Sunday, July 8, 2018

Day 3118

Often when I'm at the gym, I'm reminded of Andy Warhol's desire to be a machine. I feel like a machine sometime. So many aspects of my life are repetitive in nature. It's not just my time on the treadmill that is entirely predictable. Almost everything is entirely predictable. It wasn't always this way, but increasingly I find familiarity comforting. I like knowing what is going to happen before it happens. The good thing about this kind of life is that you really start to notice little things. If there is any change at all in Dash's behavior, I'm instantly aware of it. I can tell if this week's peaches and strawberries are different than last week's, and can feel if the temperature in the house is one degree warmer than is was yesterday.

The bad thing about predictability is that anything new seems ominous. I will stare at a menu forever before ordering something new for breakfast. I almost never take a new route to a destination. Forget about new friends. If I haven't known you for thirty years, I probably never will. I think about these things while I'm on the treadmill. Exercise is so predictable. That's the one thing I like about going to the gym. I can tell you what my heart rate is going to be at any given time and can predict within ten seconds how long it takes to walk a mile.
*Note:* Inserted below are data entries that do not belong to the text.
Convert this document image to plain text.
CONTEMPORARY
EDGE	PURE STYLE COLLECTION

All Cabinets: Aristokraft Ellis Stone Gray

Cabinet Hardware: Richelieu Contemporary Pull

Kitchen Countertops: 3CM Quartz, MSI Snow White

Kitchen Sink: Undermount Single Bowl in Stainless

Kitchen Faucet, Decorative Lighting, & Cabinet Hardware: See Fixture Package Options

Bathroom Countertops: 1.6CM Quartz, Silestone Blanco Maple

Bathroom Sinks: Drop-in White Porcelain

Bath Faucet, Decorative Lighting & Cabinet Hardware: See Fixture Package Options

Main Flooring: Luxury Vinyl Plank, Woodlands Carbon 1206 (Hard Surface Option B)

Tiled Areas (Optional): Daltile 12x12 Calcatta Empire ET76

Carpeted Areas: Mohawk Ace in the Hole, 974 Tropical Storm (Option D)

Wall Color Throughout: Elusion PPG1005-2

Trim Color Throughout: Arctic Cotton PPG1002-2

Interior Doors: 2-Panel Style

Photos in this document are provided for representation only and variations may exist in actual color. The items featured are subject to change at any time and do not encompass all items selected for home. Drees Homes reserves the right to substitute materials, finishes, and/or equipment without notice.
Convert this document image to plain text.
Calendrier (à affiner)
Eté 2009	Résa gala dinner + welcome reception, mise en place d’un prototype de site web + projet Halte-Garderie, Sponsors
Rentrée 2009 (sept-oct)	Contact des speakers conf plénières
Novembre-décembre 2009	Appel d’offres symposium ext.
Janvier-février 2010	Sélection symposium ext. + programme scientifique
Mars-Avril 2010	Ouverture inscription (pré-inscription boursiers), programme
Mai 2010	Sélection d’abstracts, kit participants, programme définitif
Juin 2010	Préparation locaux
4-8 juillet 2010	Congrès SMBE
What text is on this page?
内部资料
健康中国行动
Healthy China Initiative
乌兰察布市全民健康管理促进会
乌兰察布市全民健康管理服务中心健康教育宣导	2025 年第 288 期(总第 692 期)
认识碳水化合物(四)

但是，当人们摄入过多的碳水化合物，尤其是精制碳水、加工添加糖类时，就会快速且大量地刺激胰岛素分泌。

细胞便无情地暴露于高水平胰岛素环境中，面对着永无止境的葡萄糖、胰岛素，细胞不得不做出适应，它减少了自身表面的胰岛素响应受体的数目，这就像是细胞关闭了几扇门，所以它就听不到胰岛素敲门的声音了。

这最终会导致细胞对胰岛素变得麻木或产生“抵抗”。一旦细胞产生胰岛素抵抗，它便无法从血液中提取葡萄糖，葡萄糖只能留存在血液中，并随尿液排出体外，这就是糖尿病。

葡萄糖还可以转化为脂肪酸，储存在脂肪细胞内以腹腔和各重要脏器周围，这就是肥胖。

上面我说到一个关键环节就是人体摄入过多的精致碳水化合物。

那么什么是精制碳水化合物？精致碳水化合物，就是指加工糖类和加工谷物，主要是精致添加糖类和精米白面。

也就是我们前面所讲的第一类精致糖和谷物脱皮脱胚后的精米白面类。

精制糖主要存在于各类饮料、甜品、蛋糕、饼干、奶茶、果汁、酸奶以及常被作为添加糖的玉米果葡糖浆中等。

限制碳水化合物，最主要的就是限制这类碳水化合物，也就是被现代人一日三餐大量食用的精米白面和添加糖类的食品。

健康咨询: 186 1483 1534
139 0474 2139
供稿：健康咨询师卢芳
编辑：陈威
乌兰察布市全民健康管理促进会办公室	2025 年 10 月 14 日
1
I still don't know how long it will take to shoot ten free throws on the basketball court, but I'm working on it.

Maybe weather forecasts are frustrating to me because they aren't predictable at all. Yesterday, I thought it was going to rain all next week. Today the forecast has changed. I think it is only supposed to rain on Tuesday. I wish I really knew for certain when we were going to have seven days of clear, dry weather, so I could insist that the roofers come out and finish their repairs. The roofers know that the weather is their friend. The threat of rain is always a good excuse to postpone things.

It's amazing that they are actually getting those boys trapped in that cave in Thailand out alive. The threat of rain is really serious there. I can think of few things worse than being trapped in a flooded cave. Why do people even go in caves? My Dad was a zoologist who studied bats and he would take me in caves occasionally. Caves are wet and claustrophobic. I was always worried that a rock was going to fall and trap us inside. I frequently have dreams that involve being lost. When I was a child, I was usually crawling endlessly through a cave in these dreams. Now, I seem to be lost in a huge hotel. I guess that's progress. Hopefully, all the Thai boys will be extricated safely. I bet it will be a long time before any of them go inside a cave again.
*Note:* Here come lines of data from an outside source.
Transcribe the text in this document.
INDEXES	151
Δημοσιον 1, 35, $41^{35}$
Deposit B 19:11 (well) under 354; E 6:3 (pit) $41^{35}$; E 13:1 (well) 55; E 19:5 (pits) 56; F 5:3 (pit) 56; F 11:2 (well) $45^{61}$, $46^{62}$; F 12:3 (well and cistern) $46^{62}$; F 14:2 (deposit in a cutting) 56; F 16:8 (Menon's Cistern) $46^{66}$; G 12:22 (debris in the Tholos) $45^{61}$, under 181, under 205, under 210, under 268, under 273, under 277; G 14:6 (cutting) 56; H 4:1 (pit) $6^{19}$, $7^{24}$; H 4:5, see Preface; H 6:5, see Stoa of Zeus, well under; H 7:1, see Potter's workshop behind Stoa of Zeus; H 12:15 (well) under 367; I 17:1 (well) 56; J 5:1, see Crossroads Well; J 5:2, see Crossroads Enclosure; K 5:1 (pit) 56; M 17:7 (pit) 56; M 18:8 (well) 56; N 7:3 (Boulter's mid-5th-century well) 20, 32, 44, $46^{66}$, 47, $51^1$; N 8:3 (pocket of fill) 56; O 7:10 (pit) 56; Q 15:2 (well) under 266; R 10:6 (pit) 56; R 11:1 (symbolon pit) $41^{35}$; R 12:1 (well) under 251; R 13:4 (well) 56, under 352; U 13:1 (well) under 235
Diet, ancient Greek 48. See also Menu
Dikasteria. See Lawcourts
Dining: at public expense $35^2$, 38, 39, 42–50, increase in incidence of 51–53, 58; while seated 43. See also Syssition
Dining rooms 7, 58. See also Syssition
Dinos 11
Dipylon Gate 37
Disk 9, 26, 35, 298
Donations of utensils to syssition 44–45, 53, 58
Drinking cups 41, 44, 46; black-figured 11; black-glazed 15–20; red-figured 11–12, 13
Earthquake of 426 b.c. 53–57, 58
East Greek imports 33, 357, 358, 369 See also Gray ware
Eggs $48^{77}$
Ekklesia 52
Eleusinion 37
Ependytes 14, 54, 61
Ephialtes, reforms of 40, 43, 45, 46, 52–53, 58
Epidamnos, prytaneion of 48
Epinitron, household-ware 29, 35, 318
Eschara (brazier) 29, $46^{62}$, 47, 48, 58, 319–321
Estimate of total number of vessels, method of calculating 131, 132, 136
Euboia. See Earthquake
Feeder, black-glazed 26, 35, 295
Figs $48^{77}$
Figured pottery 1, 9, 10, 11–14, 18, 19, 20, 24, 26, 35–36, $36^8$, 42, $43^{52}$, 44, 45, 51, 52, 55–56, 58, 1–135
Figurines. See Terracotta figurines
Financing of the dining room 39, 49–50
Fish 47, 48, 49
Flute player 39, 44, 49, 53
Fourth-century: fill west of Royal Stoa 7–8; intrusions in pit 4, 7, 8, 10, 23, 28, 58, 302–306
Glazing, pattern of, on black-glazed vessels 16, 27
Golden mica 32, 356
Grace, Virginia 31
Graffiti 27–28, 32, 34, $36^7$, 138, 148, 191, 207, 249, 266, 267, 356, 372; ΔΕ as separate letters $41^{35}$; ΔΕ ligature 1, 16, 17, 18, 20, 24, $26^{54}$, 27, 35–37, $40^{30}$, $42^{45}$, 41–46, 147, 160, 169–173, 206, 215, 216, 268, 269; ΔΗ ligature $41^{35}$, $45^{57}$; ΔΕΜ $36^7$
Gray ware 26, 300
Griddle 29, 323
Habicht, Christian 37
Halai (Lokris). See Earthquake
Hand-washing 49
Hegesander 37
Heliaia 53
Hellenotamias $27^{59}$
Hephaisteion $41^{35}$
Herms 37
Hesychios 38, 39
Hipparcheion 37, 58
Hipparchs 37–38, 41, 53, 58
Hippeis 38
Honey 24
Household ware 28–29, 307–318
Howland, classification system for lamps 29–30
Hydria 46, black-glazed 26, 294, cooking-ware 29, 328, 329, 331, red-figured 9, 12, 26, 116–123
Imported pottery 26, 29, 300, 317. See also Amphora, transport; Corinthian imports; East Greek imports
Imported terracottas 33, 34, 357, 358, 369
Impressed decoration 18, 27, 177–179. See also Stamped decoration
Our house is becoming filled with cheap throw rugs again. Dash's rear legs keep getting weaker and I keep having to bring additional rugs home from the storage warehouse to keep him from slipping. The kitchen and dining areas are filled with rugs now, so Dash won't fall while he is eating. There are carpets in the bedrooms, so he is OK there. I hope we can keep the area where he typically poops on the floor free of rugs for as long as we can. It's a lot easier to clean up poop when it lands on the bricks.

I wish I could predict what was going to happen next with Dash. This is the one area of my life where I've got to stay flexible. He's getting old and frail, but so far, we've been able to adjust so that his life remains enjoyable. All that being said, I hope he lets me get some sleep tonight. I'm getting older too.